At 06:58 AM 6/24/2003 -0400, you wrote:
At 12:49 PM 6/23/2003 -0400, you wrote:
>I received my HP Z3801 last week. To keep things on topic, the intent is to
>use it as an external reference for my RX340.
It's RF related and that's close enought for me!!!
As one of those 'radio guys' at the tower sites, I see these GPS antennas
frequently. Paging services use them for syncronization of their
transmitters. Cell carriers use them for E911 calls and many broadcast
stations use them for their frequency standard.
CDMA sites also use them for frequency standard -- for coordinating handover
and the frequency hopping?
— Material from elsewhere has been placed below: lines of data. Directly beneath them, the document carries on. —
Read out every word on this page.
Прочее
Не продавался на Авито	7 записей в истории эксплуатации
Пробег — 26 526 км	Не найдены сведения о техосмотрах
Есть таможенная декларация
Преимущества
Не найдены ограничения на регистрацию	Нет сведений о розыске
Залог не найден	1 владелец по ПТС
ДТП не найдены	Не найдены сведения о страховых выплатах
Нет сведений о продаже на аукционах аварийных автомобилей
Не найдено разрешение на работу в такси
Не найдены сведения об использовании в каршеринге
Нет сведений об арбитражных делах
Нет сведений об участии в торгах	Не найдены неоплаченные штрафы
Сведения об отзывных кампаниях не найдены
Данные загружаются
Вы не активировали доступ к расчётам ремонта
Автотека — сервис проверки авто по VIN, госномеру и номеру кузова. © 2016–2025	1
Dunno. But that's where these come from. To
those who haven't already set up your GPS, before you reset it, ask for a
status to get the coordinates of where it was last installed.
30' feedlines are common
and 50' runs are not uncommon. For shorter (<25') runs 1/4" hard line is
the norm and out to 50' 3/8" is often used. As with any tower/cell site
installation, a Polyphaser lightning protection device is in line at the
shack entrance.
Remember to get a Polyphaser that passes DC so that the preamp gets power
from the GPS. The more common (to ham users) Polyphasers block DC. There
are specific narrow-band ones for GPS, though, IIRC.
Eric
--
Eric F. Richards
efricha@dimensional.com
"The weird part is that I can feel productive even when I'm doomed."